Building an AI Agent With Real Memory
I hesitate to say it, but I think I’m building a real AI agent.
No platform can do 100% of what I need out of the box, but Zapier Agents + Supabase + a custom Lambda function is turning out to be all I need. My agent is actually three agents and two dedicated database tables.
The architecture
The biggest hurdle when building an AI agent today is giving it the tools it needs to actually do useful things. Zapier Agents makes that easy with thousands of integrations. But tools alone aren’t enough - the agent needs memory.
In Supabase, I set up two tables: Memory and Priorities.
The Memory table stores arbitrary records - AI-generated JSON objects with key info about contacts, clients, appointments, dates, counts, whatever matters. The Priorities table is a smaller list of my priorities across varying timelines: today, this month, this quarter.
Each table has a dedicated agent whose sole job is to maintain it.
The Memory agent scans every email I send or receive, determines if it’s important or spam, queries the memory table for relevant records, and decides whether to create a new record or update an existing one.

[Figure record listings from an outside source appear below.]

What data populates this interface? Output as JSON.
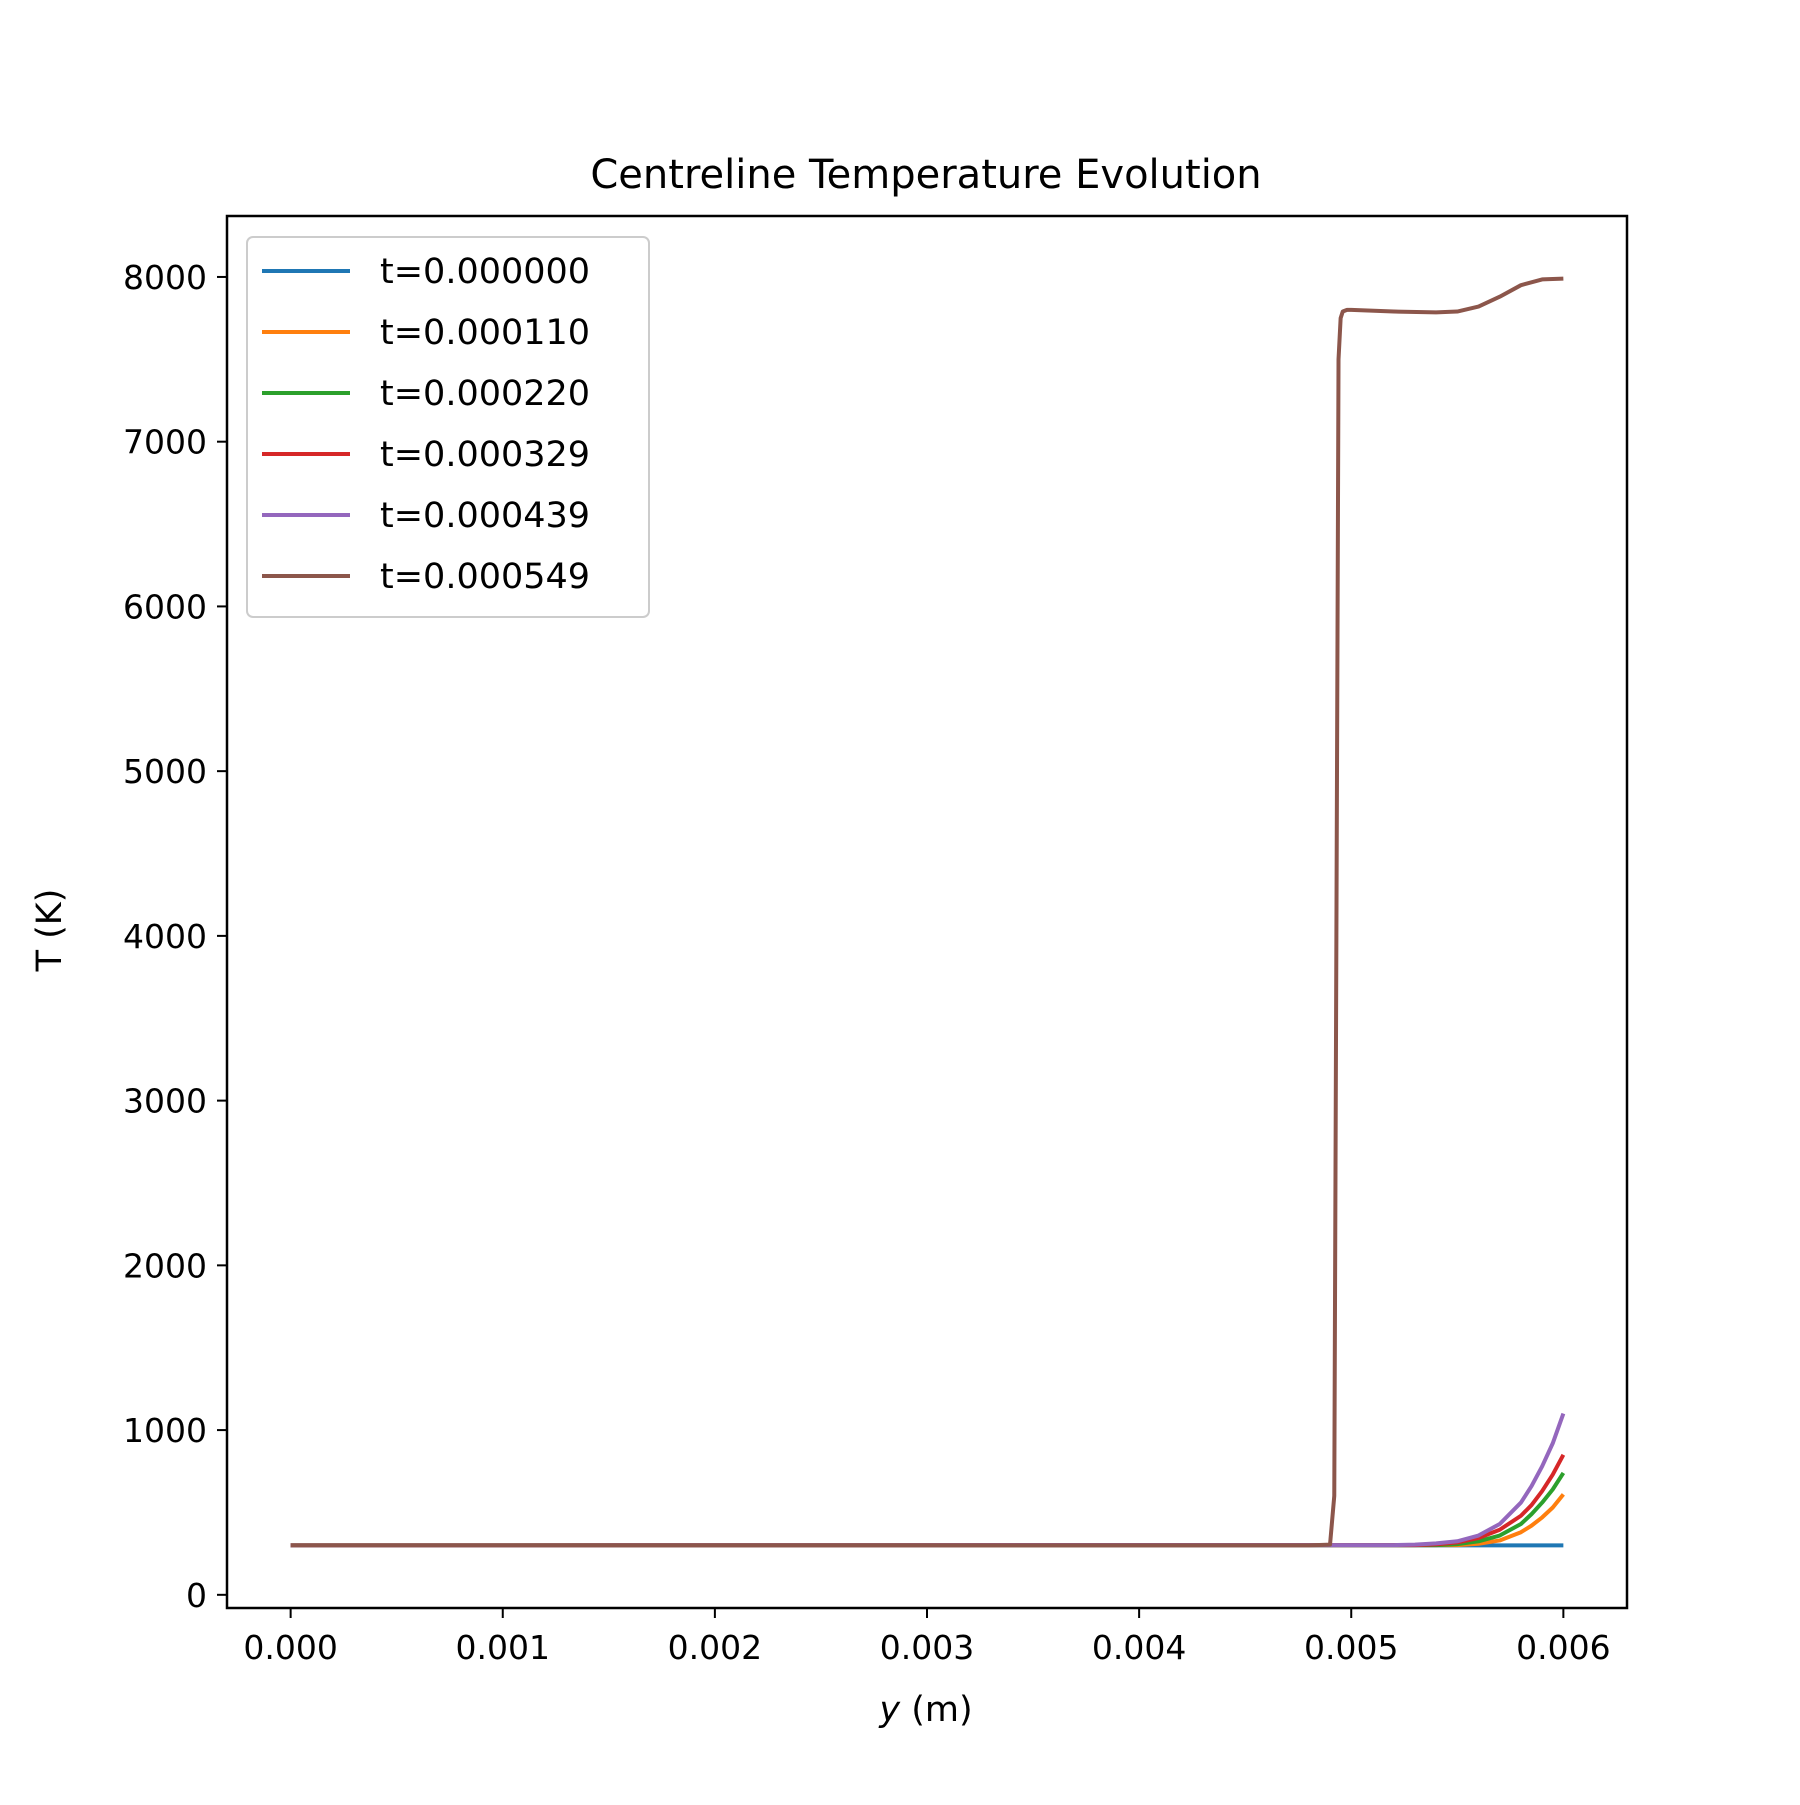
{
  "chart_data": {
    "type": "line",
    "title": "Centreline Temperature Evolution",
    "xlabel_var": "y",
    "xlabel_unit": " (m)",
    "ylabel": "T (K)",
    "xlim": [
      -0.0003,
      0.0063
    ],
    "ylim": [
      -80,
      8370
    ],
    "xticks": [
      0.0,
      0.001,
      0.002,
      0.003,
      0.004,
      0.005,
      0.006
    ],
    "xtick_labels": [
      "0.000",
      "0.001",
      "0.002",
      "0.003",
      "0.004",
      "0.005",
      "0.006"
    ],
    "yticks": [
      0,
      1000,
      2000,
      3000,
      4000,
      5000,
      6000,
      7000,
      8000
    ],
    "ytick_labels": [
      "0",
      "1000",
      "2000",
      "3000",
      "4000",
      "5000",
      "6000",
      "7000",
      "8000"
    ],
    "grid": false,
    "legend_position": "top-left",
    "series": [
      {
        "name": "t=0.000000",
        "color": "#1f77b4",
        "x": [
          0.0,
          0.006
        ],
        "y": [
          300,
          300
        ]
      },
      {
        "name": "t=0.000110",
        "color": "#ff7f0e",
        "x": [
          0.0,
          0.0055,
          0.0056,
          0.0057,
          0.0058,
          0.00585,
          0.0059,
          0.00595,
          0.006
        ],
        "y": [
          300,
          302,
          310,
          330,
          380,
          420,
          470,
          530,
          610
        ]
      },
      {
        "name": "t=0.000220",
        "color": "#2ca02c",
        "x": [
          0.0,
          0.0054,
          0.0055,
          0.0056,
          0.0057,
          0.0058,
          0.00585,
          0.0059,
          0.00595,
          0.006
        ],
        "y": [
          300,
          302,
          308,
          325,
          360,
          430,
          490,
          560,
          640,
          740
        ]
      },
      {
        "name": "t=0.000329",
        "color": "#d62728",
        "x": [
          0.0,
          0.0053,
          0.0054,
          0.0055,
          0.0056,
          0.0057,
          0.0058,
          0.00585,
          0.0059,
          0.00595,
          0.006
        ],
        "y": [
          300,
          302,
          306,
          318,
          345,
          395,
          480,
          545,
          630,
          730,
          850
        ]
      },
      {
        "name": "t=0.000439",
        "color": "#9467bd",
        "x": [
          0.0,
          0.0052,
          0.0053,
          0.0054,
          0.0055,
          0.0056,
          0.0057,
          0.0058,
          0.00585,
          0.0059,
          0.00595,
          0.006
        ],
        "y": [
          300,
          302,
          305,
          312,
          325,
          360,
          430,
          560,
          660,
          780,
          920,
          1100
        ]
      },
      {
        "name": "t=0.000549",
        "color": "#8c564b",
        "x": [
          0.0,
          0.0048,
          0.0049,
          0.00492,
          0.00493,
          0.00494,
          0.00495,
          0.00496,
          0.00498,
          0.005,
          0.0052,
          0.0054,
          0.0055,
          0.0056,
          0.0057,
          0.0058,
          0.0059,
          0.006
        ],
        "y": [
          300,
          300,
          305,
          600,
          4000,
          7500,
          7750,
          7790,
          7800,
          7800,
          7790,
          7785,
          7790,
          7820,
          7880,
          7950,
          7985,
          7990
        ]
      }
    ]
  }
}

Because the memory is stored in a vector database, the AI can send a simple keyword list - “doctor, appointment, schedule, May 22” - and receive back the most semantically relevant records, regardless of whether there are perfect keyword matches.

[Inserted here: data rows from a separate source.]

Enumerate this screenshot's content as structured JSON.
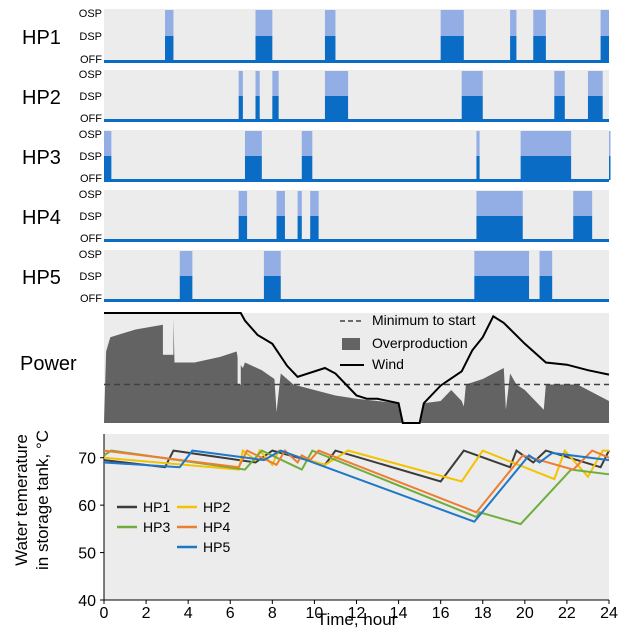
{
  "colors": {
    "panel_bg": "#ececec",
    "osp": "#92aee4",
    "dsp": "#0a6cc4",
    "overproduction": "#636363",
    "wind": "#000000",
    "min_line": "#404040",
    "t_hp1": "#3b3b3b",
    "t_hp2": "#f3c300",
    "t_hp3": "#6fae3c",
    "t_hp4": "#ee7d31",
    "t_hp5": "#1f77c8"
  },
  "state_labels": [
    "OFF",
    "DSP",
    "OSP"
  ],
  "chart_data": [
    {
      "type": "area",
      "title": "",
      "x_range": [
        0,
        24
      ],
      "y_levels": [
        "OFF",
        "DSP",
        "OSP"
      ],
      "units": [
        {
          "name": "HP1",
          "intervals": [
            {
              "start": 2.9,
              "end": 3.3,
              "state": "OSP"
            },
            {
              "start": 7.2,
              "end": 8.0,
              "state": "OSP"
            },
            {
              "start": 10.5,
              "end": 11.0,
              "state": "OSP"
            },
            {
              "start": 16.0,
              "end": 17.1,
              "state": "OSP"
            },
            {
              "start": 19.3,
              "end": 19.6,
              "state": "OSP"
            },
            {
              "start": 20.4,
              "end": 21.0,
              "state": "OSP"
            },
            {
              "start": 23.6,
              "end": 24.1,
              "state": "OSP"
            }
          ]
        },
        {
          "name": "HP2",
          "intervals": [
            {
              "start": 6.4,
              "end": 6.6,
              "state": "OSP"
            },
            {
              "start": 7.2,
              "end": 7.4,
              "state": "OSP"
            },
            {
              "start": 8.0,
              "end": 8.3,
              "state": "OSP"
            },
            {
              "start": 10.5,
              "end": 11.6,
              "state": "OSP"
            },
            {
              "start": 17.0,
              "end": 18.0,
              "state": "OSP"
            },
            {
              "start": 21.4,
              "end": 21.9,
              "state": "OSP"
            },
            {
              "start": 23.0,
              "end": 23.7,
              "state": "OSP"
            }
          ]
        },
        {
          "name": "HP3",
          "intervals": [
            {
              "start": 0.0,
              "end": 0.35,
              "state": "OSP"
            },
            {
              "start": 6.7,
              "end": 7.5,
              "state": "OSP"
            },
            {
              "start": 9.4,
              "end": 9.9,
              "state": "OSP"
            },
            {
              "start": 17.7,
              "end": 17.85,
              "state": "OSP"
            },
            {
              "start": 19.8,
              "end": 22.2,
              "state": "OSP"
            },
            {
              "start": 24.0,
              "end": 24.1,
              "state": "OSP"
            }
          ]
        },
        {
          "name": "HP4",
          "intervals": [
            {
              "start": 6.4,
              "end": 6.8,
              "state": "OSP"
            },
            {
              "start": 8.2,
              "end": 8.6,
              "state": "OSP"
            },
            {
              "start": 9.2,
              "end": 9.4,
              "state": "OSP"
            },
            {
              "start": 9.8,
              "end": 10.2,
              "state": "OSP"
            },
            {
              "start": 17.7,
              "end": 19.9,
              "state": "OSP"
            },
            {
              "start": 22.3,
              "end": 23.2,
              "state": "OSP"
            }
          ]
        },
        {
          "name": "HP5",
          "intervals": [
            {
              "start": 3.6,
              "end": 4.2,
              "state": "OSP"
            },
            {
              "start": 7.6,
              "end": 8.4,
              "state": "OSP"
            },
            {
              "start": 17.6,
              "end": 20.2,
              "state": "OSP"
            },
            {
              "start": 20.7,
              "end": 21.3,
              "state": "OSP"
            }
          ]
        }
      ]
    },
    {
      "type": "area",
      "title": "",
      "ylabel": "Power",
      "x_range": [
        0,
        24
      ],
      "y_range": [
        0,
        1
      ],
      "legend": {
        "position": "top-right",
        "entries": [
          "Minimum to start",
          "Overproduction",
          "Wind"
        ]
      },
      "minimum_to_start": 0.35,
      "wind": {
        "x": [
          0,
          6.5,
          6.7,
          7.3,
          8.0,
          8.7,
          9.2,
          10.5,
          11.0,
          11.5,
          12.0,
          12.5,
          13.0,
          14.0,
          14.2,
          15.0,
          15.2,
          16.0,
          17.0,
          17.5,
          18.0,
          18.5,
          19.0,
          20.0,
          21.0,
          22.0,
          23.0,
          24.0
        ],
        "y": [
          1.0,
          1.0,
          0.93,
          0.8,
          0.72,
          0.52,
          0.42,
          0.5,
          0.45,
          0.35,
          0.25,
          0.22,
          0.22,
          0.18,
          0.0,
          0.0,
          0.18,
          0.34,
          0.47,
          0.66,
          0.78,
          0.97,
          0.91,
          0.72,
          0.55,
          0.53,
          0.48,
          0.44
        ],
        "name": "Wind"
      },
      "overproduction": {
        "x": [
          0,
          0.1,
          0.3,
          1.5,
          3.0,
          3.3,
          3.35,
          4.3,
          5.5,
          6.3,
          6.4,
          6.6,
          6.7,
          7.5,
          8.1,
          8.2,
          8.4,
          9.0,
          10.0,
          11.0,
          12.0,
          13.0,
          14.0,
          14.2,
          15.0,
          15.2,
          16.0,
          16.5,
          17.0,
          17.1,
          17.2,
          18.0,
          19.0,
          19.1,
          19.3,
          19.6,
          20.0,
          20.9,
          21.0,
          22.5,
          23.0,
          24.0
        ],
        "y": [
          0.0,
          0.65,
          0.78,
          0.85,
          0.9,
          0.95,
          0.55,
          0.55,
          0.6,
          0.65,
          0.55,
          0.5,
          0.55,
          0.48,
          0.4,
          0.1,
          0.45,
          0.35,
          0.3,
          0.25,
          0.22,
          0.2,
          0.18,
          0.0,
          0.0,
          0.18,
          0.2,
          0.3,
          0.2,
          0.15,
          0.35,
          0.4,
          0.5,
          0.12,
          0.45,
          0.35,
          0.3,
          0.12,
          0.35,
          0.35,
          0.3,
          0.2
        ],
        "name": "Overproduction"
      }
    },
    {
      "type": "line",
      "title": "",
      "xlabel": "Time, hour",
      "ylabel": "Water temerature in storage tank, °C",
      "xlim": [
        0,
        24
      ],
      "ylim": [
        40,
        75
      ],
      "x_ticks": [
        0,
        2,
        4,
        6,
        8,
        10,
        12,
        14,
        16,
        18,
        20,
        22,
        24
      ],
      "y_ticks": [
        40,
        50,
        60,
        70
      ],
      "legend": {
        "position": "bottom-left"
      },
      "series": [
        {
          "name": "HP1",
          "x": [
            0,
            2.9,
            3.3,
            7.2,
            8.0,
            10.5,
            11.0,
            16.0,
            17.1,
            19.3,
            19.6,
            20.4,
            21.0,
            23.6,
            24.0
          ],
          "y": [
            69.5,
            68,
            71.5,
            69,
            71.5,
            68.5,
            71.5,
            65,
            71.5,
            68,
            71.5,
            69,
            71.5,
            68,
            71.5
          ]
        },
        {
          "name": "HP2",
          "x": [
            0,
            6.4,
            6.6,
            7.2,
            7.4,
            8.0,
            8.3,
            10.5,
            11.6,
            17.0,
            18.0,
            21.4,
            21.9,
            23.0,
            23.7,
            24.0
          ],
          "y": [
            70.0,
            67.5,
            71.5,
            69.5,
            71.5,
            68.5,
            71.5,
            68.5,
            71.5,
            65,
            71.5,
            65.5,
            71.5,
            66,
            71.5,
            71.5
          ]
        },
        {
          "name": "HP3",
          "x": [
            0,
            0.35,
            6.7,
            7.5,
            9.4,
            9.9,
            17.7,
            17.85,
            19.8,
            22.2,
            24.0
          ],
          "y": [
            70.5,
            71.5,
            67.5,
            71.5,
            67.5,
            71.5,
            57.5,
            58.5,
            56.0,
            67.5,
            66.5
          ]
        },
        {
          "name": "HP4",
          "x": [
            0,
            6.4,
            6.8,
            8.2,
            8.6,
            9.2,
            9.4,
            9.8,
            10.2,
            17.7,
            19.9,
            22.3,
            23.2,
            24.0
          ],
          "y": [
            71.5,
            68,
            71.5,
            68.5,
            71.5,
            69,
            70.5,
            69.5,
            71.5,
            58.5,
            70.5,
            67.5,
            71.5,
            70
          ]
        },
        {
          "name": "HP5",
          "x": [
            0,
            3.6,
            4.2,
            7.6,
            8.4,
            17.6,
            20.2,
            20.7,
            21.3,
            24.0
          ],
          "y": [
            69.0,
            68,
            71.5,
            69.5,
            71.5,
            56.5,
            70.5,
            69,
            71,
            69.5
          ]
        }
      ]
    }
  ]
}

The Priorities agent sends me a daily message asking me to confirm my priorities, then handles revising them in the table.
The Tasks agent runs four times a day, queries both Memory and Priorities, and based on that data determines if it needs to remind me of anything, act on my behalf, or ask for my manual approval on something important.
Is this an agent?
Technically, if you break down all the pieces, you could probably replicate this in a pure workflow automation platform. But I don’t think it would work as well. The power is that these agents can decide on their own whether to act once, five times, or not at all - without any explicit path defined beyond plain-text instructions on how to reason.

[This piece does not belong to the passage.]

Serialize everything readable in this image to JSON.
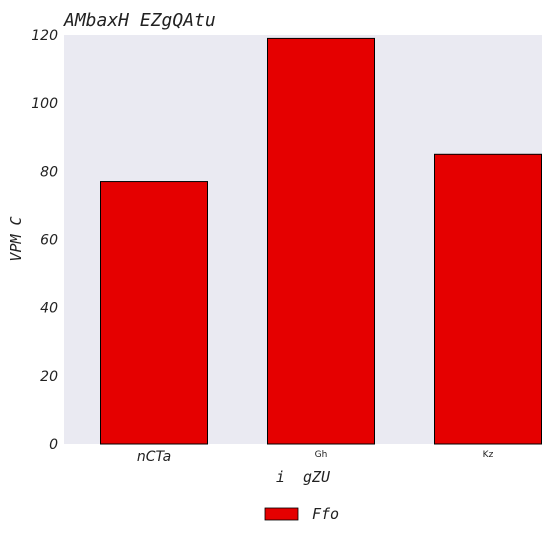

Let’s stop debating “agent” semantics and start focusing on how to build systems that are more robust, flexible, and useful than simple automations.
The punchline
The day after I posted about this system, Anthropic announced that Claude could now create and maintain “memory files” if given access to local files.
I was happy to see the problem was well-known and on its way to being solved. But the pace of change was - and continues to be - staggering. The systems I was building by hand are rapidly becoming native capabilities. The question is shifting from “how do I give my agent memory?” to “how do I make sure that memory is high quality?”
That second question is what I’m focused on now.